Exercise about finding when a quadratic form has isotropic vectors and then finding them.

Question

I found this exercise among those given in last year's geometry exam and I can't understand the solution given by the professor. The solution also seems incomplete because the isotropic vectors are not found. Could someone kindly explain the solution and clarify how to find isotropic vectors?
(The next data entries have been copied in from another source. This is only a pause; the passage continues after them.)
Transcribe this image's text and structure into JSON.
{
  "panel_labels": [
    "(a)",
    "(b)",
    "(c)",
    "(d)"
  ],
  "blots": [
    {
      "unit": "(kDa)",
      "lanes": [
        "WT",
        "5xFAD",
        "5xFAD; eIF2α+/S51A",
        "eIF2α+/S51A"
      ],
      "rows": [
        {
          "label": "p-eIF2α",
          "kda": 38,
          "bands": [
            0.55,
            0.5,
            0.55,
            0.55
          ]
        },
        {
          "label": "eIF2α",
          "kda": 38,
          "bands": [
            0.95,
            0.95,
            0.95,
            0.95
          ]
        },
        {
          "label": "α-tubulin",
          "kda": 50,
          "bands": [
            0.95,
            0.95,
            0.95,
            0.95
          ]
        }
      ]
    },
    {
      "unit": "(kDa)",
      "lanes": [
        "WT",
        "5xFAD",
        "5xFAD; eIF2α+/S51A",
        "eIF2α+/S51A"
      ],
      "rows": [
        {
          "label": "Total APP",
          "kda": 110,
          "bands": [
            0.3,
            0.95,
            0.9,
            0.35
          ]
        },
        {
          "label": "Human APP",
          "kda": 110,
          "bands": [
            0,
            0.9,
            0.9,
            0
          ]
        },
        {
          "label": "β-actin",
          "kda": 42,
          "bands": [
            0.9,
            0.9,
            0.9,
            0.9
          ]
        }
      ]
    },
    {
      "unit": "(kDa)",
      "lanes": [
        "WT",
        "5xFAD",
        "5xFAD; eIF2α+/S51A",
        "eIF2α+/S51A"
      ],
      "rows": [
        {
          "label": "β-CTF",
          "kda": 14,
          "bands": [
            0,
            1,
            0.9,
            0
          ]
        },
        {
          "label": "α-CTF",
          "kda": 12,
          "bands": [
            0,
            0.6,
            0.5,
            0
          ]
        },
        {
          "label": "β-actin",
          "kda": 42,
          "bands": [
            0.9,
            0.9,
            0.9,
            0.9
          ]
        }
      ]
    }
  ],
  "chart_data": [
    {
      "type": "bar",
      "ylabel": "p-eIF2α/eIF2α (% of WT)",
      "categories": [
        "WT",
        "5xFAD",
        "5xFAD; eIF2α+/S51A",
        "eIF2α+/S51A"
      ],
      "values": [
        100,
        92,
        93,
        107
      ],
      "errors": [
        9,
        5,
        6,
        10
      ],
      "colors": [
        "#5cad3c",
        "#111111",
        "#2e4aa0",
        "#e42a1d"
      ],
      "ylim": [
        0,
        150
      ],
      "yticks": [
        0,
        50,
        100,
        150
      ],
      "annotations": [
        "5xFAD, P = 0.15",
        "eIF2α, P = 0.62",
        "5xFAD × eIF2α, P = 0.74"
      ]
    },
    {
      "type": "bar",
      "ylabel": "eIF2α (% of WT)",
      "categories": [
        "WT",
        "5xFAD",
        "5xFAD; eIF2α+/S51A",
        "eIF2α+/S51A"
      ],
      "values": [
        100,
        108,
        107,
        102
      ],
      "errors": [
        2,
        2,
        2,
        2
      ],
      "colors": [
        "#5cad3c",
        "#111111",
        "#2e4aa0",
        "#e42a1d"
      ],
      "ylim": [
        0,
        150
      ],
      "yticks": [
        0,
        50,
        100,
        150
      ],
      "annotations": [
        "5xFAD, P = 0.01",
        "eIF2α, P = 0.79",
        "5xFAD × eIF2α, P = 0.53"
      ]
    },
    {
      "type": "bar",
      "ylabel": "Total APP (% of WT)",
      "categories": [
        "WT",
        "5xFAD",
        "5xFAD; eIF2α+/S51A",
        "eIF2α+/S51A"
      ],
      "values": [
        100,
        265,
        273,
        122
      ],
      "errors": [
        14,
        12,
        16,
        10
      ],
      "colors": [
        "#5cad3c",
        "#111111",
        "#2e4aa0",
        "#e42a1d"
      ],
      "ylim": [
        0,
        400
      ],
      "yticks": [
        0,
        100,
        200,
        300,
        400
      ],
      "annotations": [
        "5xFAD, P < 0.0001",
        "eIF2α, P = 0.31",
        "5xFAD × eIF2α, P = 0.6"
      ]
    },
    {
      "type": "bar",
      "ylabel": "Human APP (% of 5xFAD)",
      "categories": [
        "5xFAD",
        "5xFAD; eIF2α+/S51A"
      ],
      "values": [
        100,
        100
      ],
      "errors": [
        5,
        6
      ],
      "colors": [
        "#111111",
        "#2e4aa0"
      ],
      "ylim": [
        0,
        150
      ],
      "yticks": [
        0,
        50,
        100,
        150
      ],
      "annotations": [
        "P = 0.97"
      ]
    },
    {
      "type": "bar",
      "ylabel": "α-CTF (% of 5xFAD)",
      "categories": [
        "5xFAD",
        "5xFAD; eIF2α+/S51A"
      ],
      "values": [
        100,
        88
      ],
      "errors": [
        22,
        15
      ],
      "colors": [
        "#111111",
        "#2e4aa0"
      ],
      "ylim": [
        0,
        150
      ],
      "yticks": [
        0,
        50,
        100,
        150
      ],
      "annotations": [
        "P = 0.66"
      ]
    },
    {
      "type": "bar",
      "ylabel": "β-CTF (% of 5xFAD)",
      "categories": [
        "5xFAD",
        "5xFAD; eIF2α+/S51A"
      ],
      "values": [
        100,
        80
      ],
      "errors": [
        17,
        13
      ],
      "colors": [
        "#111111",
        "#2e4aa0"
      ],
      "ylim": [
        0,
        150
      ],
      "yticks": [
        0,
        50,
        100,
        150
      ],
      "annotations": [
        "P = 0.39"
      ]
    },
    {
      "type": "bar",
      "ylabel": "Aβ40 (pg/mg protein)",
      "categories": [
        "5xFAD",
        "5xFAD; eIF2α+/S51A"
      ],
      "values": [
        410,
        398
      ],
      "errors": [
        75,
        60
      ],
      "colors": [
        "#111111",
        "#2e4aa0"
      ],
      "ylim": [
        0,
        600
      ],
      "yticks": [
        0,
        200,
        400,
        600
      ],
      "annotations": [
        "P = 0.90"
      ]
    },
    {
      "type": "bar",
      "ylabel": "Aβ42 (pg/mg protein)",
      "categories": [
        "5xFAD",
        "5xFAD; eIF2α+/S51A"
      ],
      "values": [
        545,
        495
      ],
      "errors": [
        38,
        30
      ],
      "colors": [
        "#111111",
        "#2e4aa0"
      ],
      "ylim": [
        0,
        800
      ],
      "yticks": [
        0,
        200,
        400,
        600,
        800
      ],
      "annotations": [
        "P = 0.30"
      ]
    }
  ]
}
Find for which a and b the quadratic form:

$x^2+2axy+by^2$

has isotropic vectors and in that case find them.

Solution:
$x^2+2axy+by^2$=$x^2+2axy+a^2y^2+(b-a^2)y^2=(x+ay)^2+(b-a^2)y^2$

Then if $ b \le a^2 $ there are isotropic vectors,otherwise not.
In other words, the determinant of the associated matrix ́is $\le0$ if and only if we have isotropic vectors.

Answer 1

Welcome!

To find isotropic vectors, you have to find vectors $(x,y)$ such that $f(x,y)=0$ ($f$ is the quadratic form). To find them, they write the quadratic form as a linear combination of squares of linear forms , using Gauß' method and obtaining $$f(x,y)=(x+ay)^2+(b-a^2)y^2.$$

The coefficients are, respectively $1$ and $b-a^2$. Now

• If $b>a^2$, both coefficients are positive, so the quadratic form can be $0$ only if each linear form is $0$, i.e. $\; y=0$, $x+ay=0$, whence $(x,y)=(0,0)$. Thus, in this case the quadratic form is definite, and as the coefficients are positive, it is definite positive.
• If $b\le a^2$, we have \begin{align} f(x,y)=0&\iff (x+ay)^2=(a^2-b)y^2\iff x+ay=\pm\sqrt{a^2-b}y\\&\iff x=\bigl(-a\pm\sqrt{a^2-b}\bigr)y. \end{align}

The latter equations are the equations of the isotropic cone.